1 minute read

Spaghetti Carbonara

From the kitchen of: Samantha Barca

Ingredients

2 tbsp heavy whipping cream

3/4 cup grated parmesan cheese, plus more for serving

2 large eggs

2 tbsp coarsely chopped flat-leaf parsley

8 ounces dried spaghetti

Sea salt

4 ounces of pancetta

1 large garlic clove, minced

Freshly ground black pepper

Directions

1. Heat a large pot of water over high heat until boiling.

2. Generously season water with salt.

3. Add pasta, stir immediately to prevent it from sticking together. Cook until al dente about 9 to 11 minutes.

4. Reserve about a cup of pasta water and drain pasta through a colander.

6. In a small bowl, whisk together the cream, cheese, eggs, and parsley; set aside.

5. In a large skillet over medium heat, add pancetta and cook until the fat has been rendered and the pancetta in golden brown, about 5 minutes.
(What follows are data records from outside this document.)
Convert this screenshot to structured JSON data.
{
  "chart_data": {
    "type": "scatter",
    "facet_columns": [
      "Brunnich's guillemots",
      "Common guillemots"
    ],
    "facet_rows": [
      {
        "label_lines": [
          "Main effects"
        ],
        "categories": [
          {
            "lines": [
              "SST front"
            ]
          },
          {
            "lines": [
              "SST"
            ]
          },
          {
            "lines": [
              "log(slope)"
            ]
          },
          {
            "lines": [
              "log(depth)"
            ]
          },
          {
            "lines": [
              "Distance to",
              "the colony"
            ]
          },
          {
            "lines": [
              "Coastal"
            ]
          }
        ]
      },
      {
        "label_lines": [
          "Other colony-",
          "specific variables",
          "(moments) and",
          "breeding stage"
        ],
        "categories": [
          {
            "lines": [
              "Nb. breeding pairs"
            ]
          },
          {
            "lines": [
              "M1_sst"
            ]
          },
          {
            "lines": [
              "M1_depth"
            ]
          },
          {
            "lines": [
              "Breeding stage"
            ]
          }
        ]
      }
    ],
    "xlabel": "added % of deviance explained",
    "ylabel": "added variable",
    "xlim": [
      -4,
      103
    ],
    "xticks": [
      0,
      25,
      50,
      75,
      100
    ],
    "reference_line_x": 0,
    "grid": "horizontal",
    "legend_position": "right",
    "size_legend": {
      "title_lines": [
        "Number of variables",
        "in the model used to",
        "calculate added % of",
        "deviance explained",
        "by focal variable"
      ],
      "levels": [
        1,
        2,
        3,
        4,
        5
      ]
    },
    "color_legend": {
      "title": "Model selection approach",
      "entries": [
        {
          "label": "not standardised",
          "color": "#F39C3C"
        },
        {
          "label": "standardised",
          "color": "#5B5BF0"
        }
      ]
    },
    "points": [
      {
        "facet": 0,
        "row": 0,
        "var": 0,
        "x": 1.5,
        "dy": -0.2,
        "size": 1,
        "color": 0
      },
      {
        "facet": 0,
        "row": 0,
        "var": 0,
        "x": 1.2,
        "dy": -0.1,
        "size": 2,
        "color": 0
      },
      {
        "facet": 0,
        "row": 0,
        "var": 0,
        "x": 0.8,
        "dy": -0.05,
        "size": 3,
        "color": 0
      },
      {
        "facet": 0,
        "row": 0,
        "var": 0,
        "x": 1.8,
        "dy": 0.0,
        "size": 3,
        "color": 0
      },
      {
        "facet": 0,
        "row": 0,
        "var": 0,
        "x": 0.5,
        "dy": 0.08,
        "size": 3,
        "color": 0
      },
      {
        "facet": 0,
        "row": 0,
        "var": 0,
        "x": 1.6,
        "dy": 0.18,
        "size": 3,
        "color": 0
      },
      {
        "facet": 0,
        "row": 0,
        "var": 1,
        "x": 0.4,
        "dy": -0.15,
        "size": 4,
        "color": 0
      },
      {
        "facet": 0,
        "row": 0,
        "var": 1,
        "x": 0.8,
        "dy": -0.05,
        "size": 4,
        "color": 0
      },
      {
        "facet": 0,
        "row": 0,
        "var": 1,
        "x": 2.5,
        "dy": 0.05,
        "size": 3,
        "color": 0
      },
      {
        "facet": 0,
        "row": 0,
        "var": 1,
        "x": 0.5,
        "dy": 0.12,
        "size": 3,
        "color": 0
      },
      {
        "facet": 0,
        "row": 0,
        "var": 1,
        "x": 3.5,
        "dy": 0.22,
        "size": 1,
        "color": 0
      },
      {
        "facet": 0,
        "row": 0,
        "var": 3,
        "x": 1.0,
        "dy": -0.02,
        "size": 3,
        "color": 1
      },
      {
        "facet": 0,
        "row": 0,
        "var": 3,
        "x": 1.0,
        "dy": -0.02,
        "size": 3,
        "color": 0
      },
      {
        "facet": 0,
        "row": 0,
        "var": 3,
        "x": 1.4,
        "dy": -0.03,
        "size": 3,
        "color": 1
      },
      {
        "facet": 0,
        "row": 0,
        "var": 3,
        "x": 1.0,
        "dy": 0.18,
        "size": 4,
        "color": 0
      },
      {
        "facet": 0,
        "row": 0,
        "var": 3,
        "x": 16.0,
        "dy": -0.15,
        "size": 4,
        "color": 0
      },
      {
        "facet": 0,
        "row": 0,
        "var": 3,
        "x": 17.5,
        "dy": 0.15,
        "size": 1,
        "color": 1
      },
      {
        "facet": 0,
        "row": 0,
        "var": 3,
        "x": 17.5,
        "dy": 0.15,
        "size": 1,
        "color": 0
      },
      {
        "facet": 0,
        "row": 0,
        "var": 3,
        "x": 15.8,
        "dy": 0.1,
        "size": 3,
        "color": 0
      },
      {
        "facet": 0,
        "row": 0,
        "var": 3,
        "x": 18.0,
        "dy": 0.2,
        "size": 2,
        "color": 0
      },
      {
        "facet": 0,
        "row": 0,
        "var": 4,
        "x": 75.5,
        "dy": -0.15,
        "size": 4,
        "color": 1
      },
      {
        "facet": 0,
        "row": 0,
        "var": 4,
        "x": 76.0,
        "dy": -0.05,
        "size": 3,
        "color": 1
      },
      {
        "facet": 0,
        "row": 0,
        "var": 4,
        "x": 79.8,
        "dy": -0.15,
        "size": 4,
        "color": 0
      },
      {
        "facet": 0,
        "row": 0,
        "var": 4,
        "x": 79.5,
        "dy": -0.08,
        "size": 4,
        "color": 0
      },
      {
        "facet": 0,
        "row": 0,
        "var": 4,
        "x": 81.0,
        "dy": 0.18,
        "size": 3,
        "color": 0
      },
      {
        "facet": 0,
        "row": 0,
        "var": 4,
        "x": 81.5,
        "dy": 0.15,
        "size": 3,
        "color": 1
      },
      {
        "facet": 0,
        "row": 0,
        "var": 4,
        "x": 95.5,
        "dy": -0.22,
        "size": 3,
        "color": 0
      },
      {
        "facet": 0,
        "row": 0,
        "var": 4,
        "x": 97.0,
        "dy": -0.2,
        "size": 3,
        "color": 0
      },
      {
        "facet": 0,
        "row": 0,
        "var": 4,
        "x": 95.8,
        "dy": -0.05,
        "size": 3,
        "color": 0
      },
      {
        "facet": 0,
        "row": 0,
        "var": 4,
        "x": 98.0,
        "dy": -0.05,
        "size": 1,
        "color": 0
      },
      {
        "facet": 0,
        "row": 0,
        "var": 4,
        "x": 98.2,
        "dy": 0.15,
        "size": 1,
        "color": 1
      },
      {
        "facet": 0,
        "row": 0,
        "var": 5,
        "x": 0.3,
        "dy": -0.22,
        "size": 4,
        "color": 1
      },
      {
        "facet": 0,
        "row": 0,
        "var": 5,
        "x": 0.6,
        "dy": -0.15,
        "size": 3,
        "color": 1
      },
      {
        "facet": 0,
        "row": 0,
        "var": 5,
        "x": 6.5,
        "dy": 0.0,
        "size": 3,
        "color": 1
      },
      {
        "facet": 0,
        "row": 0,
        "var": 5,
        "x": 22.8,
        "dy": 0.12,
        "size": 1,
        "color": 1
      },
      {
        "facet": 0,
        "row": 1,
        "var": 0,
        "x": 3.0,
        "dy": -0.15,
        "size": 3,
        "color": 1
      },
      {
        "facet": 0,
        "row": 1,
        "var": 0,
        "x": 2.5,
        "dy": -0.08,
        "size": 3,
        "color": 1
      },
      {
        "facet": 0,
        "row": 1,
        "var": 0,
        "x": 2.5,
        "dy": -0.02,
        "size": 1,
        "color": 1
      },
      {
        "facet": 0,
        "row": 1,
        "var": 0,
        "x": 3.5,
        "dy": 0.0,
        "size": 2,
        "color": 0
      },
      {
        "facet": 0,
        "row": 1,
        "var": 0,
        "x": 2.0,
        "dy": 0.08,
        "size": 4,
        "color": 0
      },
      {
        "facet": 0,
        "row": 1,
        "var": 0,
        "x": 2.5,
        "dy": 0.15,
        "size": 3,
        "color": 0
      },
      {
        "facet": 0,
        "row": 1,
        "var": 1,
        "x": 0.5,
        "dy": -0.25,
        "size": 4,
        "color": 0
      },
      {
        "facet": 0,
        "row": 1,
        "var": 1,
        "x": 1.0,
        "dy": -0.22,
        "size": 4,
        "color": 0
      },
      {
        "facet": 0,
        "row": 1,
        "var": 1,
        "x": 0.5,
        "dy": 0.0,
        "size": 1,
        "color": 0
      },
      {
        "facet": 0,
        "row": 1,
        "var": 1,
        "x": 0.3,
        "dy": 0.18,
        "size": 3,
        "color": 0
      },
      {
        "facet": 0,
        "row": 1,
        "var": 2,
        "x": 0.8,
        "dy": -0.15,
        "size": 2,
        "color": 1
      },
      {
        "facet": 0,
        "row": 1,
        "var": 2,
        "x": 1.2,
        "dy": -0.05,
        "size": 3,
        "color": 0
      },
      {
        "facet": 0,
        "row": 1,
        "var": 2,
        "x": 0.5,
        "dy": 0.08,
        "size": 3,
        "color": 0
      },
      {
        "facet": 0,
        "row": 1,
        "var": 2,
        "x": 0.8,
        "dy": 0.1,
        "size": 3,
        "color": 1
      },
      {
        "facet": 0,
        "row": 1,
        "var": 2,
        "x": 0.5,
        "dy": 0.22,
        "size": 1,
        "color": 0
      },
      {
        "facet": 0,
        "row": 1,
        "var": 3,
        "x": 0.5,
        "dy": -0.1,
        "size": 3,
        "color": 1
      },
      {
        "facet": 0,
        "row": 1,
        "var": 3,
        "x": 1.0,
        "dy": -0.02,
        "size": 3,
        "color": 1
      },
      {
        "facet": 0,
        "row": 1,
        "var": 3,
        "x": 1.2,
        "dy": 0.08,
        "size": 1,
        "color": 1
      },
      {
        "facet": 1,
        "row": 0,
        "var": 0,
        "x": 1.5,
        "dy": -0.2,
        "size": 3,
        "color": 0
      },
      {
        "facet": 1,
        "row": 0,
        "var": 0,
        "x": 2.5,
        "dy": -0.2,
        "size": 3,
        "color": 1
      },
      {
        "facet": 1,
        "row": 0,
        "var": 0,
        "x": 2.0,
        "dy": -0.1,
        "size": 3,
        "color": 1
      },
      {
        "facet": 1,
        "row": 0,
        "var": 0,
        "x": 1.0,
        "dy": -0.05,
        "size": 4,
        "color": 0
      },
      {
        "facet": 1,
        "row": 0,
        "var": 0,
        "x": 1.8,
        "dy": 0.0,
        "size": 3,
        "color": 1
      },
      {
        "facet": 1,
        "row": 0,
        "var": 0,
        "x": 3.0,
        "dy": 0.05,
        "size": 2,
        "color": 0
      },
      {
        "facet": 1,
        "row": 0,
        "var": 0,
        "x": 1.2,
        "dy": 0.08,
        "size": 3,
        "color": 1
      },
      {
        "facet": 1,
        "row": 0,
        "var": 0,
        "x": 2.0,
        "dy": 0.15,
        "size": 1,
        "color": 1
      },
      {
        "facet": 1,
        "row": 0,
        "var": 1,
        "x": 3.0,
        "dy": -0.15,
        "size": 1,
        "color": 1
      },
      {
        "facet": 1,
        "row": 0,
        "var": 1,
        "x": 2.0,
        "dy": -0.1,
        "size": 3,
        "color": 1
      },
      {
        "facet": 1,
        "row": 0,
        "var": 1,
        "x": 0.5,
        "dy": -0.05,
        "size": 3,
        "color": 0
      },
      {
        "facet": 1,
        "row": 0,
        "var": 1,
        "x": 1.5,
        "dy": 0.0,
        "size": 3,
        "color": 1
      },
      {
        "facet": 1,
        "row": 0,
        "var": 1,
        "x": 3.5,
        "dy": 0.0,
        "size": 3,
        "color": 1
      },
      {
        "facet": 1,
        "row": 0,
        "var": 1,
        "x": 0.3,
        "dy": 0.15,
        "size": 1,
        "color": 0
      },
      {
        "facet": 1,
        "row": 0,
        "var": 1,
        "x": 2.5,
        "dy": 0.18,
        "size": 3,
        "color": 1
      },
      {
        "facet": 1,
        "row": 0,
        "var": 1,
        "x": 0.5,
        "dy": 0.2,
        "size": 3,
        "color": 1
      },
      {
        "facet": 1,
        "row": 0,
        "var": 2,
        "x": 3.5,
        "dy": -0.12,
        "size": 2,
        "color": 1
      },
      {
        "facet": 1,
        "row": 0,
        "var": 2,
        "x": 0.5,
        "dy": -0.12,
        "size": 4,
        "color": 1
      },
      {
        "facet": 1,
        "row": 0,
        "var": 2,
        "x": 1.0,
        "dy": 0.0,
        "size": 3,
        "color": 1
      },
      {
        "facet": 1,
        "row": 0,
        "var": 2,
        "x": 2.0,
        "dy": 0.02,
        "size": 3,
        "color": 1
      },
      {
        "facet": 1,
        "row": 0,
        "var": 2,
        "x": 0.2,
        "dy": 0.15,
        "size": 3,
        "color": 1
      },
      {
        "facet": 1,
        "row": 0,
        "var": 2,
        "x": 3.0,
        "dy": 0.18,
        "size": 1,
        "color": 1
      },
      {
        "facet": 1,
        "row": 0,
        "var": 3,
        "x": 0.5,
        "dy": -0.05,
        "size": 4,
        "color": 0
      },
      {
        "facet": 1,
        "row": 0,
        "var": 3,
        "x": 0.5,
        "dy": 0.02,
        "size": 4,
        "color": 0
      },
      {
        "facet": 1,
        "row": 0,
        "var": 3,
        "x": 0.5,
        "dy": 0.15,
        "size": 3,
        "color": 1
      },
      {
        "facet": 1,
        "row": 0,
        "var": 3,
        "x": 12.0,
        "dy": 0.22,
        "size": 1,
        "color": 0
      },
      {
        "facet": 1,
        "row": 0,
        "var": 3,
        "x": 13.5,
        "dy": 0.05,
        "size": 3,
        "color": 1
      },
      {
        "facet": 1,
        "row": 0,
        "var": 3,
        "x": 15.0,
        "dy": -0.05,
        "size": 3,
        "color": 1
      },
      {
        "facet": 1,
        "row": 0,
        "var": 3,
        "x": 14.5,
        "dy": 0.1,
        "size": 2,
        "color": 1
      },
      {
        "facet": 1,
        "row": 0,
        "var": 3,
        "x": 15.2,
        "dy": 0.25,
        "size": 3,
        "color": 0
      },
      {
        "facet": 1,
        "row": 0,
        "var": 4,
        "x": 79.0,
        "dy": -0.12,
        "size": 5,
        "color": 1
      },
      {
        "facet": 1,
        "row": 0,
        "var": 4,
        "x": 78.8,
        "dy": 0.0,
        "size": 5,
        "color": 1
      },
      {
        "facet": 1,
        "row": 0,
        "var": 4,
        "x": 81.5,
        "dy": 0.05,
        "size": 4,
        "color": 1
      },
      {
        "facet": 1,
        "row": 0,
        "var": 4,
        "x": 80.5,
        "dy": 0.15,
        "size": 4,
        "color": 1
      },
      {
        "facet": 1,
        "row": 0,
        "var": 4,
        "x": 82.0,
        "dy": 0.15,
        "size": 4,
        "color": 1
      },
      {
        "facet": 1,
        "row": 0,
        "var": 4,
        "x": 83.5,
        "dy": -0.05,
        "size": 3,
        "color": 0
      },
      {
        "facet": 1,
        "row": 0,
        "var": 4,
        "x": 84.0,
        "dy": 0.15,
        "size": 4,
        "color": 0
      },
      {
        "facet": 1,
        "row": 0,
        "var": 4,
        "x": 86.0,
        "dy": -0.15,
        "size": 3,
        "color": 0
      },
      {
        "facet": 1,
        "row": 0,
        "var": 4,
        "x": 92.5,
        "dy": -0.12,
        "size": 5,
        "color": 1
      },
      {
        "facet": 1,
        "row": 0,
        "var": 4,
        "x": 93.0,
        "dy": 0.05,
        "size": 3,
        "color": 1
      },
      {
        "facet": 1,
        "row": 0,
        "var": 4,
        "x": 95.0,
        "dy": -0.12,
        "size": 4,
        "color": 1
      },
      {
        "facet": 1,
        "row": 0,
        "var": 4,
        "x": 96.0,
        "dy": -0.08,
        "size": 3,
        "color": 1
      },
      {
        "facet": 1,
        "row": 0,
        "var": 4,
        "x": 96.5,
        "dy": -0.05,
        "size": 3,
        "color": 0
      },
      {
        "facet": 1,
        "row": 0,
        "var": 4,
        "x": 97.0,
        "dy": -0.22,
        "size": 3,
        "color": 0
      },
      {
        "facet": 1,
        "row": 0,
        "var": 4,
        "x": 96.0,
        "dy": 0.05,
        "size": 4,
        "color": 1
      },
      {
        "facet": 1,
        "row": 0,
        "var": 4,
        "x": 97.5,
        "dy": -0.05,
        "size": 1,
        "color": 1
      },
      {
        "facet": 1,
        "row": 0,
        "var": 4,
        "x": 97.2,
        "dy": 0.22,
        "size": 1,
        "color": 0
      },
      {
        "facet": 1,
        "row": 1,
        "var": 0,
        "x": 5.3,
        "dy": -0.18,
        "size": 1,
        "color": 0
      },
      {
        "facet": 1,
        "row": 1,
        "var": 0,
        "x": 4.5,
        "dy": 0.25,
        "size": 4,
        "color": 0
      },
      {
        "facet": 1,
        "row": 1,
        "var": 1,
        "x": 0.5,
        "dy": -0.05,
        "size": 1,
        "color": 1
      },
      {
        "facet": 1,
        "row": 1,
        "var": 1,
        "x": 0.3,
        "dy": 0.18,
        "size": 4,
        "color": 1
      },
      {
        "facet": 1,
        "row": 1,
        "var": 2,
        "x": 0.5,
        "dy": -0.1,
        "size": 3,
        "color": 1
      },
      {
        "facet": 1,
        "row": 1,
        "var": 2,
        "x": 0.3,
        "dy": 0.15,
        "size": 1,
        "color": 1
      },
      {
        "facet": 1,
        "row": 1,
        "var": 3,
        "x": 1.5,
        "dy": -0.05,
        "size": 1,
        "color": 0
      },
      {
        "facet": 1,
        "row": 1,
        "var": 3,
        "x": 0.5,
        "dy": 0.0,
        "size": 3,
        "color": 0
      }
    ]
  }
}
6. Add the garlic and cook until fragrant.

7. Add the cooked pasta to the pan and toss to coat with the pancetta and garlic.

8. Turn off the heat under the skillet and evenly poor the egg mixture over the pasta.

9. Working quickly, use tongs to toss and evenly coat the pasta with sauce.

10. If the pasta looks dry, add just enough of the reserved pasta water until you have achieved well-coated pasta.

11. Taste and adjust seasoning with salt and pepper.

12. Transfer pasta to a serving platter and top with extra parmesan for garnish.